On Wed, Dec 16, 2009 at 3:41 PM, Mattias Engdegård <mattias@virtutech.se> wrote:
>>And trampolines to eliminate tail calls that cannot be eliminated using goto.
>>However, trampolines are ~10x slower than TCO in the code gen.
> With some care, gcc's sibcall mechanism can be exploited. For example,
> by having one standard signature for all generated C functions, and
> taking care not to pass pointers to variables in the caller's stack
> frame. This should give fairly good performance (better than
> trampolines anyway), at the cost of portability (but gcc is good at
> that). It would give full TCO, even across compilation units. It
> should work well with a Cheney-on-the-MTA-style GC, too.
> How suitable it is depends on the reason why compilation to C is done in
> the first place.
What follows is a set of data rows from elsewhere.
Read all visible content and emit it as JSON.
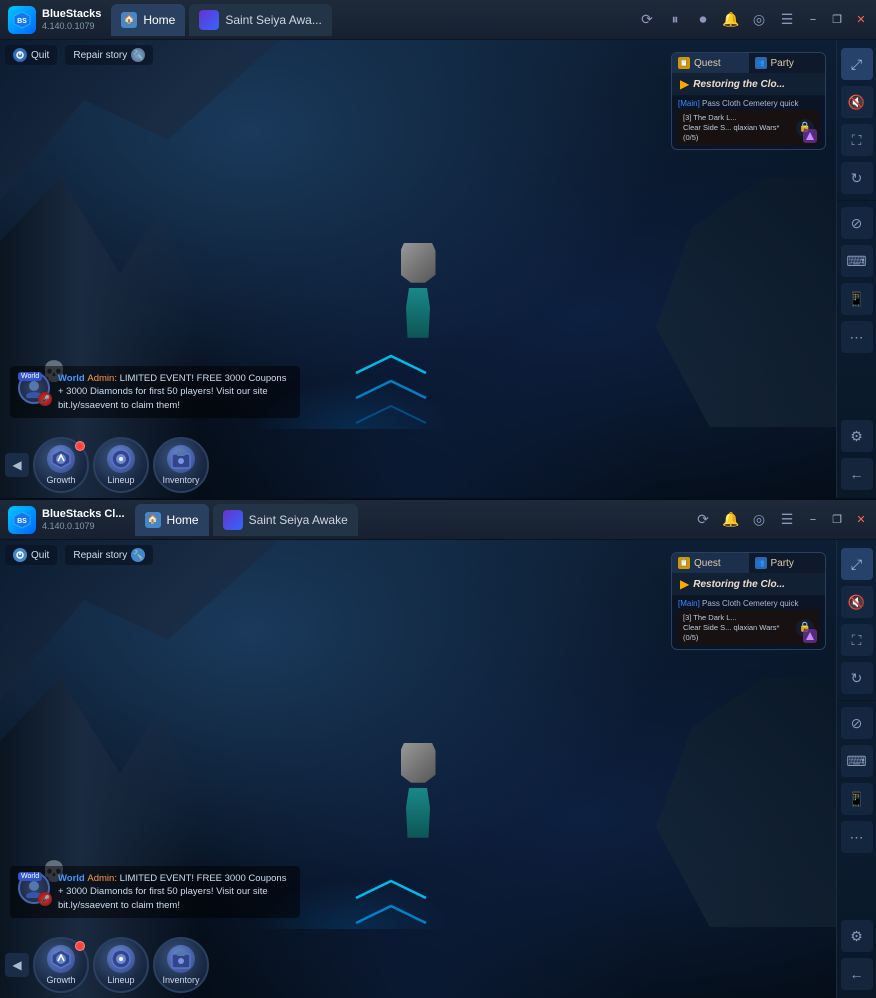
{
  "window1": {
    "title": "BlueStacks",
    "version": "4.140.0.1079",
    "tabs": [
      {
        "id": "home",
        "label": "Home",
        "active": true
      },
      {
        "id": "game",
        "label": "Saint Seiya Awa...",
        "active": false
      }
    ],
    "controls": {
      "sync": "⟳",
      "pause": "⏸",
      "record": "⏺",
      "bell": "🔔",
      "settings2": "◎",
      "menu": "☰",
      "minimize": "−",
      "restore": "❐",
      "close": "✕"
    }
  },
  "window2": {
    "title": "BlueStacks Cl...",
    "version": "4.140.0.1079",
    "tabs": [
      {
        "id": "home2",
        "label": "Home",
        "active": true
      },
      {
        "id": "game2",
        "label": "Saint Seiya Awake",
        "active": false
      }
    ]
  },
  "toolbar": {
    "quit_label": "Quit",
    "repair_label": "Repair story"
  },
  "quest": {
    "tab_quest": "Quest",
    "tab_party": "Party",
    "quest_title": "Restoring the Clo...",
    "quest_main": "[Main]",
    "quest_pass": "Pass Cloth Cemetery quick",
    "quest_sub_title": "[3] The Dark L...",
    "quest_sub_desc": "Clear Side S...   qlaxian Wars* (0/5)",
    "quest_lock": "🔒"
  },
  "chat": {
    "world_badge": "World",
    "admin_prefix": "Admin:",
    "message": "LIMITED EVENT! FREE 3000 Coupons + 3000 Diamonds for first 50 players! Visit our site bit.ly/ssaevent to claim them!"
  },
  "action_bar": {
    "growth_label": "Growth",
    "lineup_label": "Lineup",
    "inventory_label": "Inventory"
  },
  "right_panel": {
    "buttons": [
      {
        "id": "expand",
        "icon": "⤢",
        "label": "expand"
      },
      {
        "id": "sound",
        "icon": "🔇",
        "label": "sound"
      },
      {
        "id": "fullscreen",
        "icon": "⛶",
        "label": "fullscreen"
      },
      {
        "id": "rotate",
        "icon": "⟳",
        "label": "rotate"
      },
      {
        "id": "block",
        "icon": "⊘",
        "label": "block"
      },
      {
        "id": "keyboard",
        "icon": "⌨",
        "label": "keyboard"
      },
      {
        "id": "phone",
        "icon": "📱",
        "label": "phone"
      },
      {
        "id": "more",
        "icon": "⋯",
        "label": "more"
      },
      {
        "id": "gear",
        "icon": "⚙",
        "label": "gear"
      },
      {
        "id": "back",
        "icon": "←",
        "label": "back"
      }
    ]
  }
}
It might be one of:
> 1) portability to odd platforms with semi-decent performance (ie,
>   better than interpreted bytecode)
> 2) a simple target for maintaining bootstrapping capability for the
>   compiler (but bytecode works well for this too)
> 3) simpler (?) interfacing to libraries in C etc
> 4) flat-out maximum performance by exploiting the optimisations that
>   modern C compilers are capable of
> Of course, these days we have llvm which has a lot going for it.

Well, the original question was to be able to use the CUDA or OpenCL
compiler on that generated C code.

Possible or impossible? :)

One trivial and low-performance solution that comes to mind is: make
an ocaml bytecode interpreter into a CUDA kernel and then pass the
bytecode to it, and then voila, at least we have some 512-way
parallelism on the GT300. How does that sound? We'd be losing some
performance but massive parallelism will cover up for some of that.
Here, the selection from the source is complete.